Freddie thought a moment. “Oh, yeah?” He looked over at Gin who was pushing buttons on the Xerox machine. He said to her, “Watch you don’t break that thing.” He turned to me and shook his head. “So now dinner’s over, and we’re headed for the show. She’s not even a bit curious as to what we’re going to see. But I picked a good one; the one with Donny Osmond in it; the story from the Bible about Joseph and his amazing multicolored raincoat. I picked that one because she said she used to love Donny Osmond when she was a kid. I heard her. I listen. I was getting excited just thinking about seeing her face light up. You think she got excited when Donny came onstage? Nothing. She sat there like a lump on a log; bored. Looking at her watch. But you know, I liked the show; it had funny bits. I didn’t know live theatre could look so polished. Okay, now the show’s over. Now comes the surprise. I said, “You wanna meet Donny Osmond? I made arrangements.” She said, “No.”

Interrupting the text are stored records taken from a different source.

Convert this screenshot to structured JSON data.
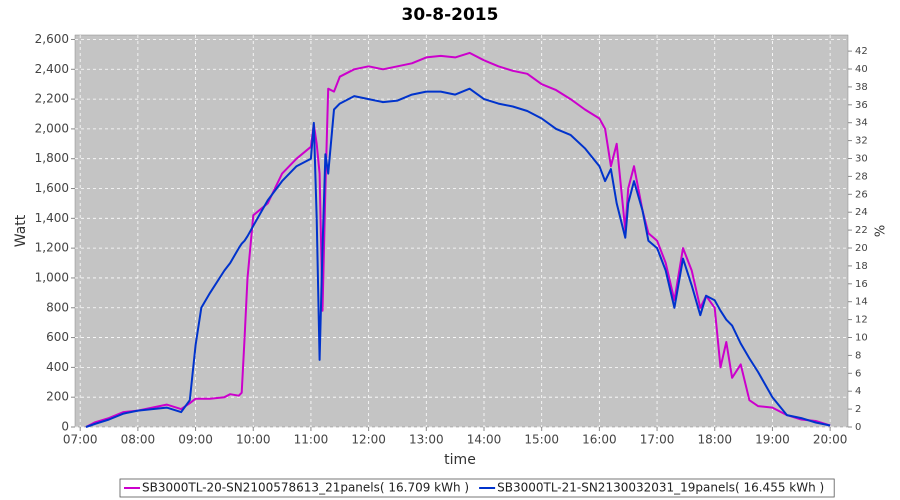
{
  "chart_data": {
    "type": "line",
    "title": "30-8-2015",
    "x_label": "time",
    "y_label": "Watt",
    "y2_label": "%",
    "x": [
      7.1,
      7.25,
      7.5,
      7.75,
      8,
      8.25,
      8.5,
      8.75,
      8.9,
      9,
      9.1,
      9.25,
      9.5,
      9.6,
      9.75,
      9.8,
      9.85,
      9.9,
      10,
      10.25,
      10.5,
      10.75,
      11,
      11.05,
      11.1,
      11.15,
      11.2,
      11.25,
      11.3,
      11.4,
      11.5,
      11.75,
      12,
      12.25,
      12.5,
      12.75,
      13,
      13.25,
      13.5,
      13.75,
      14,
      14.25,
      14.5,
      14.75,
      15,
      15.25,
      15.5,
      15.75,
      16,
      16.1,
      16.2,
      16.3,
      16.45,
      16.5,
      16.6,
      16.75,
      16.85,
      17,
      17.15,
      17.3,
      17.45,
      17.6,
      17.75,
      17.85,
      18,
      18.1,
      18.2,
      18.3,
      18.45,
      18.6,
      18.75,
      19,
      19.25,
      19.5,
      19.75,
      20
    ],
    "series": [
      {
        "name": "SB3000TL-20-SN2100578613_21panels( 16.709 kWh )",
        "color": "#cc00cc",
        "values": [
          0,
          30,
          60,
          100,
          110,
          130,
          150,
          120,
          160,
          190,
          190,
          190,
          200,
          220,
          210,
          230,
          600,
          1000,
          1420,
          1500,
          1700,
          1800,
          1880,
          2030,
          1900,
          1700,
          780,
          1600,
          2270,
          2250,
          2350,
          2400,
          2420,
          2400,
          2420,
          2440,
          2480,
          2490,
          2480,
          2510,
          2460,
          2420,
          2390,
          2370,
          2300,
          2260,
          2200,
          2130,
          2070,
          2000,
          1750,
          1900,
          1320,
          1600,
          1750,
          1450,
          1300,
          1250,
          1100,
          850,
          1200,
          1050,
          800,
          880,
          800,
          400,
          570,
          330,
          420,
          180,
          140,
          130,
          80,
          50,
          40,
          10
        ]
      },
      {
        "name": "SB3000TL-21-SN2130032031_19panels( 16.455 kWh )",
        "color": "#0033cc",
        "values": [
          0,
          20,
          50,
          90,
          110,
          120,
          130,
          100,
          180,
          550,
          800,
          900,
          1050,
          1100,
          1200,
          1230,
          1250,
          1280,
          1350,
          1520,
          1650,
          1750,
          1800,
          2040,
          1400,
          450,
          1200,
          1830,
          1700,
          2130,
          2170,
          2220,
          2200,
          2180,
          2190,
          2230,
          2250,
          2250,
          2230,
          2270,
          2200,
          2170,
          2150,
          2120,
          2070,
          2000,
          1960,
          1870,
          1750,
          1650,
          1730,
          1500,
          1270,
          1500,
          1650,
          1450,
          1250,
          1200,
          1050,
          800,
          1130,
          950,
          750,
          880,
          850,
          780,
          720,
          680,
          560,
          460,
          370,
          200,
          80,
          60,
          30,
          10
        ]
      }
    ],
    "xlim": [
      6.91,
      20.31
    ],
    "xticks": [
      {
        "value": 7,
        "label": "07:00"
      },
      {
        "value": 8,
        "label": "08:00"
      },
      {
        "value": 9,
        "label": "09:00"
      },
      {
        "value": 10,
        "label": "10:00"
      },
      {
        "value": 11,
        "label": "11:00"
      },
      {
        "value": 12,
        "label": "12:00"
      },
      {
        "value": 13,
        "label": "13:00"
      },
      {
        "value": 14,
        "label": "14:00"
      },
      {
        "value": 15,
        "label": "15:00"
      },
      {
        "value": 16,
        "label": "16:00"
      },
      {
        "value": 17,
        "label": "17:00"
      },
      {
        "value": 18,
        "label": "18:00"
      },
      {
        "value": 19,
        "label": "19:00"
      },
      {
        "value": 20,
        "label": "20:00"
      }
    ],
    "ylim": [
      0,
      2630
    ],
    "yticks": [
      0,
      200,
      400,
      600,
      800,
      {
        "value": 1000,
        "label": "1,000"
      },
      {
        "value": 1200,
        "label": "1,200"
      },
      {
        "value": 1400,
        "label": "1,400"
      },
      {
        "value": 1600,
        "label": "1,600"
      },
      {
        "value": 1800,
        "label": "1,800"
      },
      {
        "value": 2000,
        "label": "2,000"
      },
      {
        "value": 2200,
        "label": "2,200"
      },
      {
        "value": 2400,
        "label": "2,400"
      },
      {
        "value": 2600,
        "label": "2,600"
      }
    ],
    "y2lim": [
      0,
      43.8
    ],
    "y2ticks": [
      0,
      2,
      4,
      6,
      8,
      10,
      12,
      14,
      16,
      18,
      20,
      22,
      24,
      26,
      28,
      30,
      32,
      34,
      36,
      38,
      40,
      42
    ],
    "grid": true,
    "legend": "bottom"
  }
}
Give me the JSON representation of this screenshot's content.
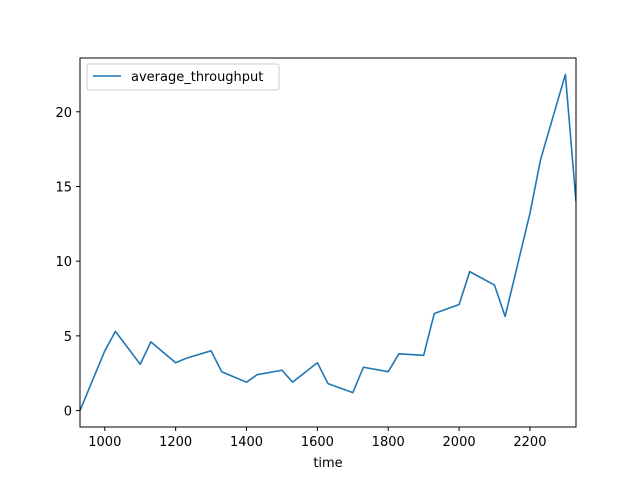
{
  "chart_data": {
    "type": "line",
    "title": "",
    "xlabel": "time",
    "ylabel": "",
    "xlim": [
      930,
      2330
    ],
    "ylim": [
      -1.1,
      23.6
    ],
    "grid": false,
    "legend_position": "top-left",
    "x_ticks": [
      1000,
      1200,
      1400,
      1600,
      1800,
      2000,
      2200
    ],
    "x_tick_labels": [
      "1000",
      "1200",
      "1400",
      "1600",
      "1800",
      "2000",
      "2200"
    ],
    "y_ticks": [
      0,
      5,
      10,
      15,
      20
    ],
    "y_tick_labels": [
      "0",
      "5",
      "10",
      "15",
      "20"
    ],
    "series": [
      {
        "name": "average_throughput",
        "color": "#1f77b4",
        "x": [
          930,
          1000,
          1030,
          1100,
          1130,
          1200,
          1230,
          1300,
          1330,
          1400,
          1430,
          1500,
          1530,
          1600,
          1630,
          1700,
          1730,
          1800,
          1830,
          1900,
          1930,
          2000,
          2030,
          2100,
          2130,
          2200,
          2230,
          2300,
          2330
        ],
        "y": [
          0,
          4.0,
          5.3,
          3.1,
          4.6,
          3.2,
          3.5,
          4.0,
          2.6,
          1.9,
          2.4,
          2.7,
          1.9,
          3.2,
          1.8,
          1.2,
          2.9,
          2.6,
          3.8,
          3.7,
          6.5,
          7.1,
          9.3,
          8.4,
          6.3,
          13.2,
          16.8,
          22.5,
          14.0
        ]
      }
    ]
  }
}
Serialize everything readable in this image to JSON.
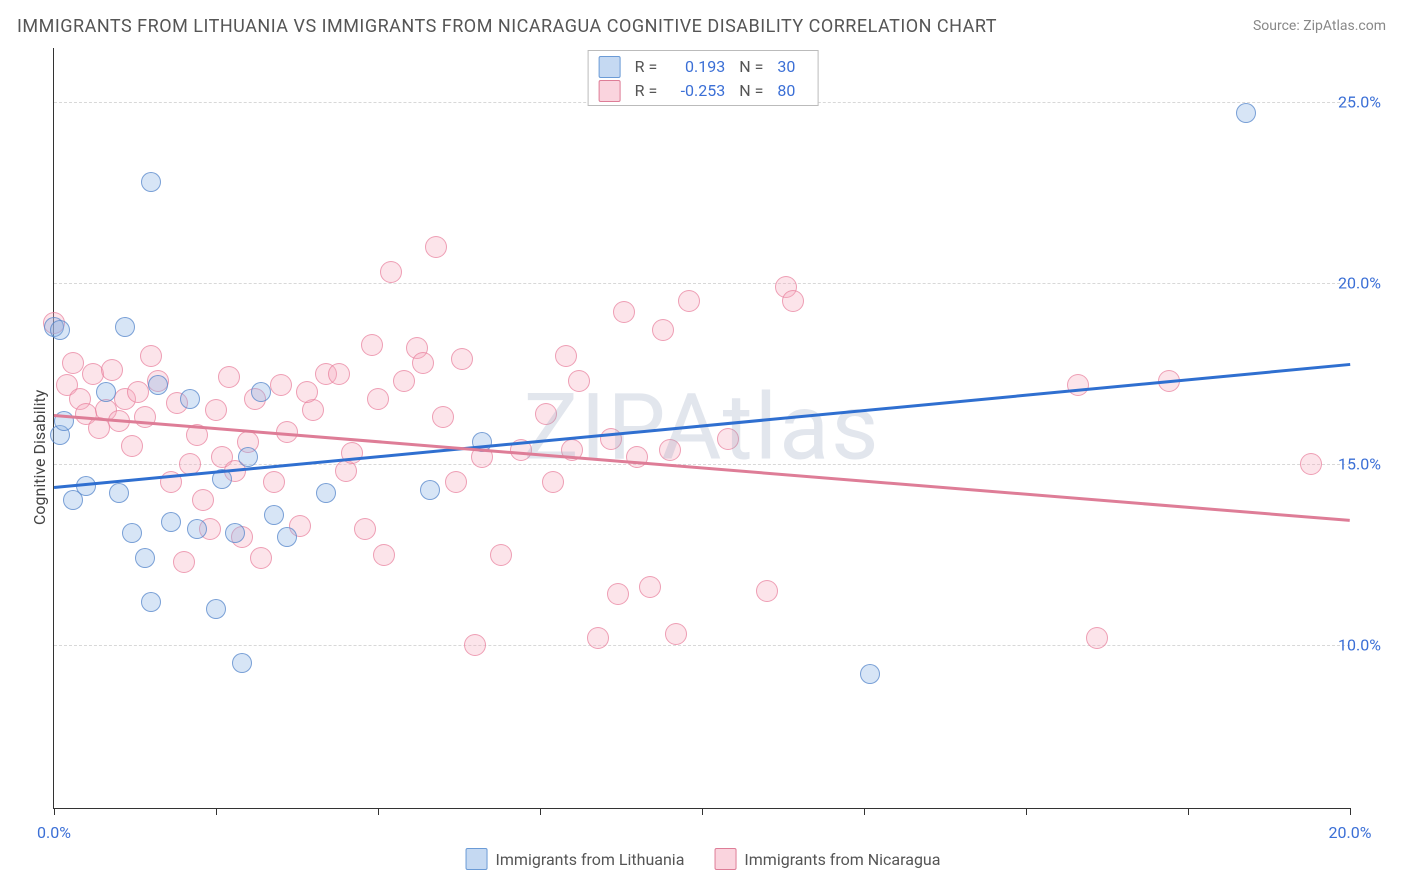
{
  "title": "IMMIGRANTS FROM LITHUANIA VS IMMIGRANTS FROM NICARAGUA COGNITIVE DISABILITY CORRELATION CHART",
  "source_prefix": "Source: ",
  "source_name": "ZipAtlas.com",
  "watermark": "ZIPAtlas",
  "ylabel": "Cognitive Disability",
  "chart": {
    "type": "scatter",
    "xlim": [
      0,
      20
    ],
    "ylim": [
      5.5,
      26.5
    ],
    "x_ticks": [
      0,
      2.5,
      5,
      7.5,
      10,
      12.5,
      15,
      17.5,
      20
    ],
    "x_tick_labels": {
      "0": "0.0%",
      "20": "20.0%"
    },
    "y_grid": [
      10,
      15,
      20,
      25
    ],
    "y_grid_labels": [
      "10.0%",
      "15.0%",
      "20.0%",
      "25.0%"
    ],
    "background_color": "#ffffff",
    "grid_color": "#d8d8d8",
    "axis_color": "#333333",
    "tick_label_color": "#3b6fd6",
    "title_fontsize": 18,
    "label_fontsize": 16,
    "series": [
      {
        "name": "Immigrants from Lithuania",
        "key": "blue",
        "color_fill": "rgba(140,180,230,0.35)",
        "color_stroke": "#5082c8",
        "R": "0.193",
        "N": "30",
        "marker_radius": 9,
        "trend": {
          "x1": 0,
          "y1": 14.4,
          "x2": 20,
          "y2": 17.8,
          "color": "#2f6fd0",
          "width": 2.5
        },
        "points": [
          [
            0.1,
            15.8
          ],
          [
            0.15,
            16.2
          ],
          [
            0.0,
            18.8
          ],
          [
            0.1,
            18.7
          ],
          [
            1.1,
            18.8
          ],
          [
            0.3,
            14.0
          ],
          [
            0.5,
            14.4
          ],
          [
            0.8,
            17.0
          ],
          [
            1.0,
            14.2
          ],
          [
            1.2,
            13.1
          ],
          [
            1.4,
            12.4
          ],
          [
            1.5,
            11.2
          ],
          [
            1.6,
            17.2
          ],
          [
            1.8,
            13.4
          ],
          [
            1.5,
            22.8
          ],
          [
            2.1,
            16.8
          ],
          [
            2.2,
            13.2
          ],
          [
            2.5,
            11.0
          ],
          [
            2.6,
            14.6
          ],
          [
            2.8,
            13.1
          ],
          [
            3.0,
            15.2
          ],
          [
            3.2,
            17.0
          ],
          [
            3.4,
            13.6
          ],
          [
            3.6,
            13.0
          ],
          [
            2.9,
            9.5
          ],
          [
            4.2,
            14.2
          ],
          [
            5.8,
            14.3
          ],
          [
            6.6,
            15.6
          ],
          [
            12.6,
            9.2
          ],
          [
            18.4,
            24.7
          ]
        ]
      },
      {
        "name": "Immigrants from Nicaragua",
        "key": "pink",
        "color_fill": "rgba(245,170,190,0.32)",
        "color_stroke": "#e67896",
        "R": "-0.253",
        "N": "80",
        "marker_radius": 10,
        "trend": {
          "x1": 0,
          "y1": 16.4,
          "x2": 20,
          "y2": 13.5,
          "color": "#de7d97",
          "width": 2.5
        },
        "points": [
          [
            0.0,
            18.9
          ],
          [
            0.2,
            17.2
          ],
          [
            0.3,
            17.8
          ],
          [
            0.4,
            16.8
          ],
          [
            0.5,
            16.4
          ],
          [
            0.6,
            17.5
          ],
          [
            0.7,
            16.0
          ],
          [
            0.8,
            16.5
          ],
          [
            0.9,
            17.6
          ],
          [
            1.0,
            16.2
          ],
          [
            1.1,
            16.8
          ],
          [
            1.2,
            15.5
          ],
          [
            1.3,
            17.0
          ],
          [
            1.4,
            16.3
          ],
          [
            1.5,
            18.0
          ],
          [
            1.6,
            17.3
          ],
          [
            1.8,
            14.5
          ],
          [
            1.9,
            16.7
          ],
          [
            2.0,
            12.3
          ],
          [
            2.1,
            15.0
          ],
          [
            2.2,
            15.8
          ],
          [
            2.3,
            14.0
          ],
          [
            2.4,
            13.2
          ],
          [
            2.5,
            16.5
          ],
          [
            2.6,
            15.2
          ],
          [
            2.7,
            17.4
          ],
          [
            2.8,
            14.8
          ],
          [
            2.9,
            13.0
          ],
          [
            3.0,
            15.6
          ],
          [
            3.1,
            16.8
          ],
          [
            3.2,
            12.4
          ],
          [
            3.4,
            14.5
          ],
          [
            3.5,
            17.2
          ],
          [
            3.6,
            15.9
          ],
          [
            3.8,
            13.3
          ],
          [
            4.0,
            16.5
          ],
          [
            4.2,
            17.5
          ],
          [
            4.4,
            17.5
          ],
          [
            4.5,
            14.8
          ],
          [
            4.6,
            15.3
          ],
          [
            4.8,
            13.2
          ],
          [
            4.9,
            18.3
          ],
          [
            5.0,
            16.8
          ],
          [
            5.1,
            12.5
          ],
          [
            5.2,
            20.3
          ],
          [
            5.4,
            17.3
          ],
          [
            5.6,
            18.2
          ],
          [
            5.7,
            17.8
          ],
          [
            5.9,
            21.0
          ],
          [
            6.2,
            14.5
          ],
          [
            6.3,
            17.9
          ],
          [
            6.5,
            10.0
          ],
          [
            6.6,
            15.2
          ],
          [
            6.9,
            12.5
          ],
          [
            7.2,
            15.4
          ],
          [
            7.6,
            16.4
          ],
          [
            7.7,
            14.5
          ],
          [
            7.9,
            18.0
          ],
          [
            8.0,
            15.4
          ],
          [
            8.1,
            17.3
          ],
          [
            8.4,
            10.2
          ],
          [
            8.6,
            15.7
          ],
          [
            8.7,
            11.4
          ],
          [
            8.8,
            19.2
          ],
          [
            9.0,
            15.2
          ],
          [
            9.2,
            11.6
          ],
          [
            9.4,
            18.7
          ],
          [
            9.5,
            15.4
          ],
          [
            9.6,
            10.3
          ],
          [
            9.8,
            19.5
          ],
          [
            10.4,
            15.7
          ],
          [
            11.0,
            11.5
          ],
          [
            11.3,
            19.9
          ],
          [
            11.4,
            19.5
          ],
          [
            15.8,
            17.2
          ],
          [
            16.1,
            10.2
          ],
          [
            17.2,
            17.3
          ],
          [
            19.4,
            15.0
          ],
          [
            3.9,
            17.0
          ],
          [
            6.0,
            16.3
          ]
        ]
      }
    ],
    "legend_top": {
      "r_label": "R =",
      "n_label": "N ="
    },
    "legend_bottom": [
      "Immigrants from Lithuania",
      "Immigrants from Nicaragua"
    ]
  }
}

I said, “But baby, you loved Donny Osmond.” She turned to me with the sourest puss I’d ever seen on anybody and said, “I was a little girl once, now I’m a woman. I want to leave?” I couldn’t believe it. I was stunned. What the hell did I do this for? Not for me. I could give two shits for Hollandaise sauce and Donny Osmond. I blew a shitload of money for this fucking special occasion, and what do I get in return? You know, the money she makes is her money. The money I make is our money, but that’s okay. I don’t have a problem with that. I’m willing to share. But there ain’t no sharing going on here from her; she’s become a one-way street. When all was said and done, we went to the hotel. I made myself a drink, she took a shower; then she came to bed. We got in bed, and you know what she did?” Freddie was looking at me expecting me to know. I shrugged. “She went to sleep! She rolled over and went to sleep. No goodnight, no thank you, and most of all no sex. It’s our anniversary for Christ’s sakes and not even a blowjob to tie me over. What the fuck? She just rolled over and went to sleep, to hell with me. Not even a peck on the forehead. Nothing. Now you’re saying to yourself, did you expect any sex even after she pretty well trashed the whole evening, and I say yeah, why not? We’re married aren’t we? It’s our anniversary isn’t it? I did my best so how about some wifely duty here? What’s she got to complain about? She lives in a nice house, drives a nice car. She can buy anything she practically wants, and I’m responsible for all that, so how about something for me?” He finished the rest of his beer and put the empty bottle on the floor beside him.

“Now, I got two beautiful little girls and I wouldn’t ever do anything to destroy their sense of security, but I’m a man. The pressures of life build up inside me till I need to explode, and she ain’t helping me explode, so I gotta find another outlet and I end up with this.” He waved a hand towards Gin who had a chair up against the Xerox machine. She said she wanted to Xerox her ass for Freddie; a keepsake for when she wasn’t around so Freddie wouldn’t forget her. As she sat on top of the copier glass, and the beam of light crossed from one side to the other she looked at me and said, “I really do have a nice tushy.”

Freddie laughed and said, “That’s right, if you didn’t have that ass you’d have nothing.” She smiled but I sensed sadness behind it.

I said, “Ginger’s a nice girl. There’s a lot more to her than her bum.” She jumped off the copier and stumbled over to me. “Oh, no,” she said, “no. You’ve got that wrong. My name’s not Ginger.” She whispered in my ear, “It’s Ginesta.” She giggled. “Isn’t that the silliest name you ever heard?” She moved her face close to mine and stared into my eyes. She said, “Do you want me to make you a copy of my bum too?” I looked over at Freddie who shrugged.

“It’s okay, sweetie,” she said. “It’s my bum. All of Freddie’s friends have seen my bum.” And then she backed up and fell off her shoes. Freddie stood and helped her to her feet. He said, “Slow down pumpkin, you’ve got the rest of your life.” Then he turned to me and said, “She ain’t no brain surgeon but she gets the job done.”